# Skinning a coyote



## teredpse (Nov 11, 2015)

When should I skin the coyote. Shot one this am. Also how to clean the blood off the fur.

Sent from my LGLS990 using Tapatalk


----------



## Larry (Dec 2, 2010)

Really makes no difference. Just expect it to take some time as coyotes don't pull well. I use a two stick method for pulling the tail from the tail bone. Just squeeze two sticks together over the base and pull hard.

You can wash the whole hide after its skinned and fleshed (fleshed if required!! most yotes don't need fleshed.)

I like Tide detergent for cleaning fur. No need for a wash machine, put the whole hide in a bucket of mixed up tide/water (1/2 coffee cup of tide/5 gallons) and let it sit for an hour. Rinse in a bucket of clean water.

Afterwards you can easily dry the pelt with a leaf blower or hair dryer. (hair dryer will take some time). Stitch up the holes from skinning and bullets before stretching. If you don't remove the cartilage from the ears, put a fair amount of table salt on them. Sprinkle some on the tail and the front legs also. It will pickle the meat and if you tan it right away it will stop the flies from laying eggs.

It works just fine on a skin or two. Next time around grab some Borax Soap or Non Iodized Pickling salt from the grocery store and use it. Stretch skin side out in the basement or other cool place. When the flesh side starts to a crackly sound and has lost when squeezed, pull it off the stretcher and finish drying fur side out.

If you don't use wooden stretchers and use steel ones, put a one foot long 3/4" 1"x4" board in the claw end. This will help keep the air moving until its 100% dried. No need for this on wooden stretchers as the the thickness of the wood keeps the pelt separated.

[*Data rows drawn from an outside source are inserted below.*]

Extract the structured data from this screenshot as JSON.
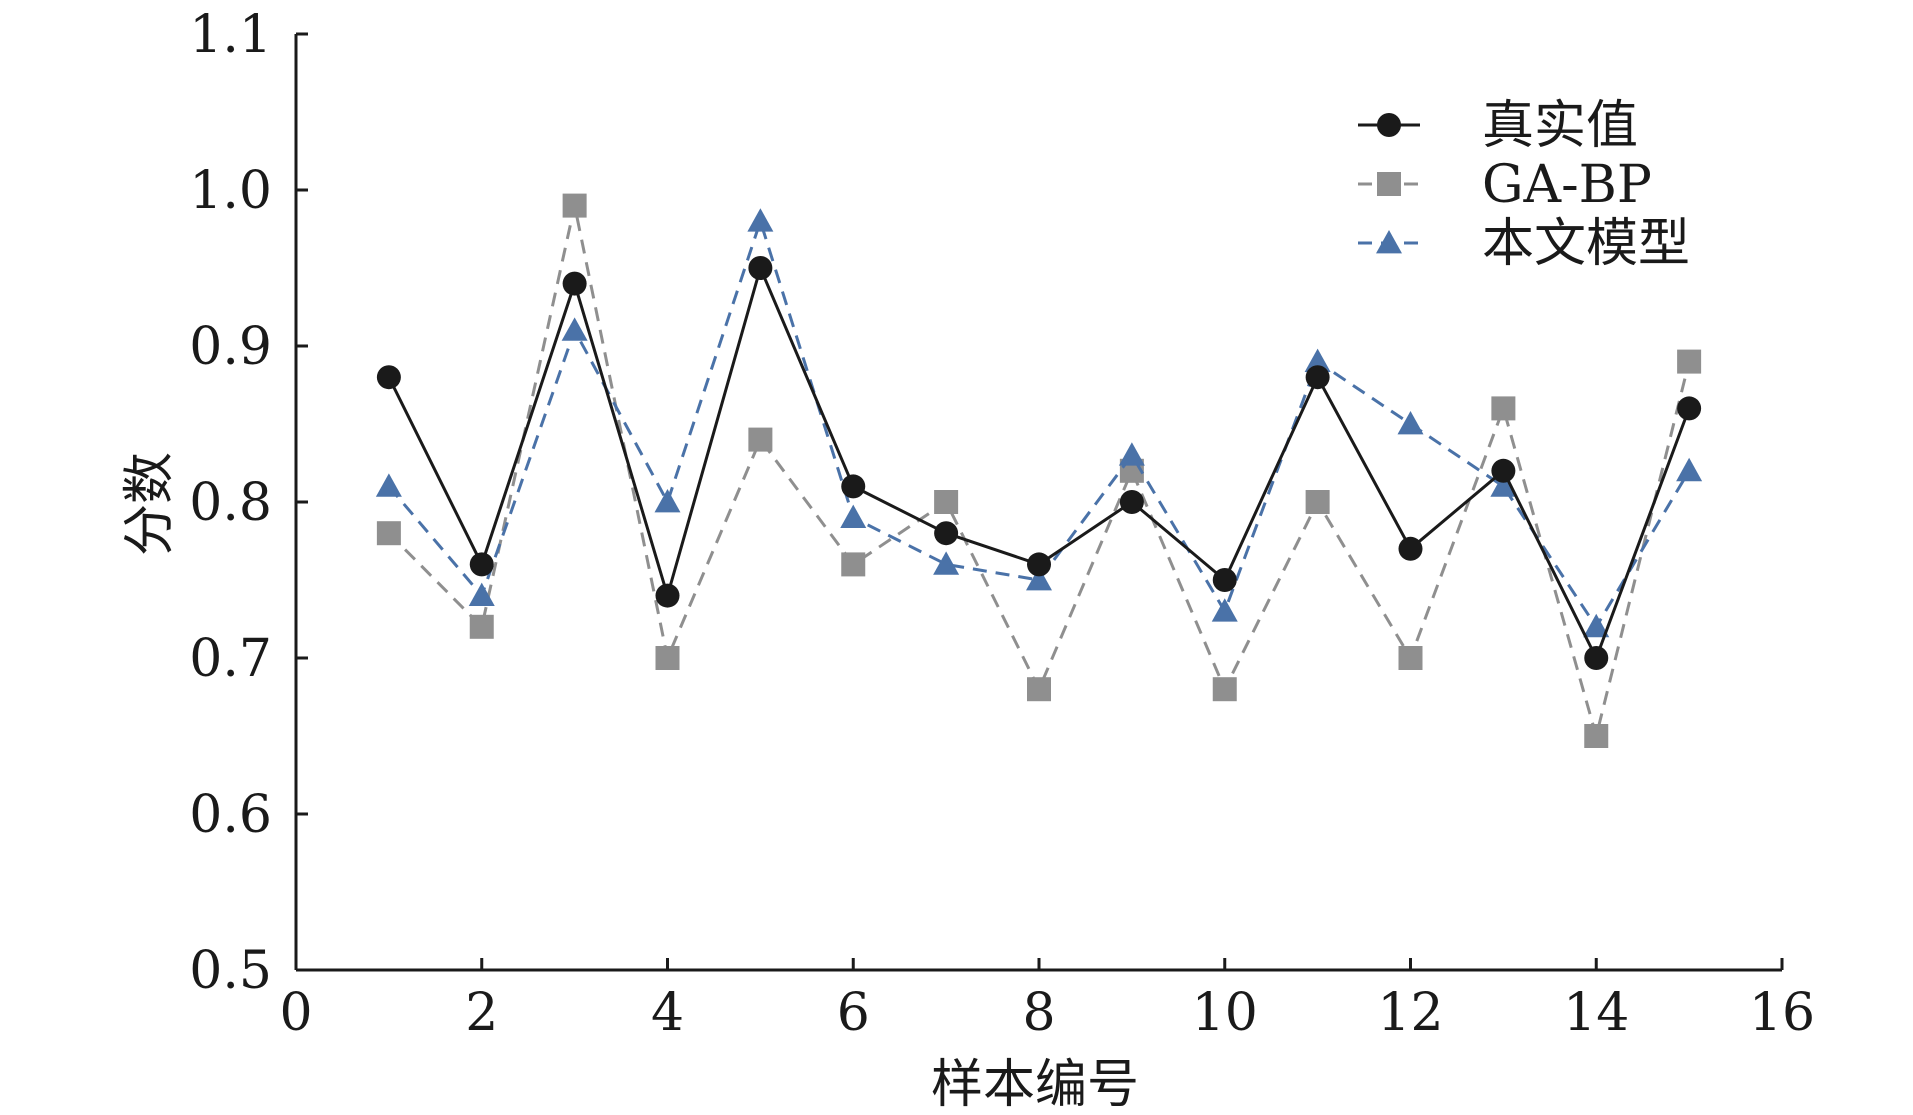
{
  "chart_data": {
    "type": "line",
    "title": "",
    "xlabel": "样本编号",
    "ylabel": "分数",
    "xlim": [
      0,
      16
    ],
    "ylim": [
      0.5,
      1.1
    ],
    "x_ticks": [
      0,
      2,
      4,
      6,
      8,
      10,
      12,
      14,
      16
    ],
    "y_ticks": [
      0.5,
      0.6,
      0.7,
      0.8,
      0.9,
      1.0,
      1.1
    ],
    "x_tick_labels": [
      "0",
      "2",
      "4",
      "6",
      "8",
      "10",
      "12",
      "14",
      "16"
    ],
    "y_tick_labels": [
      "0.5",
      "0.6",
      "0.7",
      "0.8",
      "0.9",
      "1.0",
      "1.1"
    ],
    "grid": false,
    "legend_position": "top-right",
    "x": [
      1,
      2,
      3,
      4,
      5,
      6,
      7,
      8,
      9,
      10,
      11,
      12,
      13,
      14,
      15
    ],
    "series": [
      {
        "name": "真实值",
        "values": [
          0.88,
          0.76,
          0.94,
          0.74,
          0.95,
          0.81,
          0.78,
          0.76,
          0.8,
          0.75,
          0.88,
          0.77,
          0.82,
          0.7,
          0.86
        ],
        "color": "#1a1a1a",
        "line_style": "solid",
        "marker": "circle"
      },
      {
        "name": "GA-BP",
        "values": [
          0.78,
          0.72,
          0.99,
          0.7,
          0.84,
          0.76,
          0.8,
          0.68,
          0.82,
          0.68,
          0.8,
          0.7,
          0.86,
          0.65,
          0.89
        ],
        "color": "#8f8f8f",
        "line_style": "dashed",
        "marker": "square"
      },
      {
        "name": "本文模型",
        "values": [
          0.81,
          0.74,
          0.91,
          0.8,
          0.98,
          0.79,
          0.76,
          0.75,
          0.83,
          0.73,
          0.89,
          0.85,
          0.81,
          0.72,
          0.82
        ],
        "color": "#4a72a8",
        "line_style": "dashed",
        "marker": "triangle"
      }
    ]
  }
}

Remember...coyotes can't fly

Larry


----------



## teredpse (Nov 11, 2015)

The coyote is pretty stiff form riger. Does that hurt the skinning

Sent from my LGLS990 using Tapatalk


----------



## kiyote (Jun 15, 2014)

certainly is easier when fresh


----------



## Dang Dawg (Jan 14, 2013)

Way easer to skin them as soon as you get them back to your rig. Or even out in the field where you shot them if you have the stuff with you .I carry a dog choke chain caller to hang them from a tree or fence post . DONT drag them if your not on snow you brake off the long winter hair and that's the good stuff. After they freeze it is a wrestling match to get them to give up there skin...


----------



## prairiewolf (Feb 19, 2012)

Make sure you use cold water to wash, warm or hot can cause the fur to slip !!!!


----------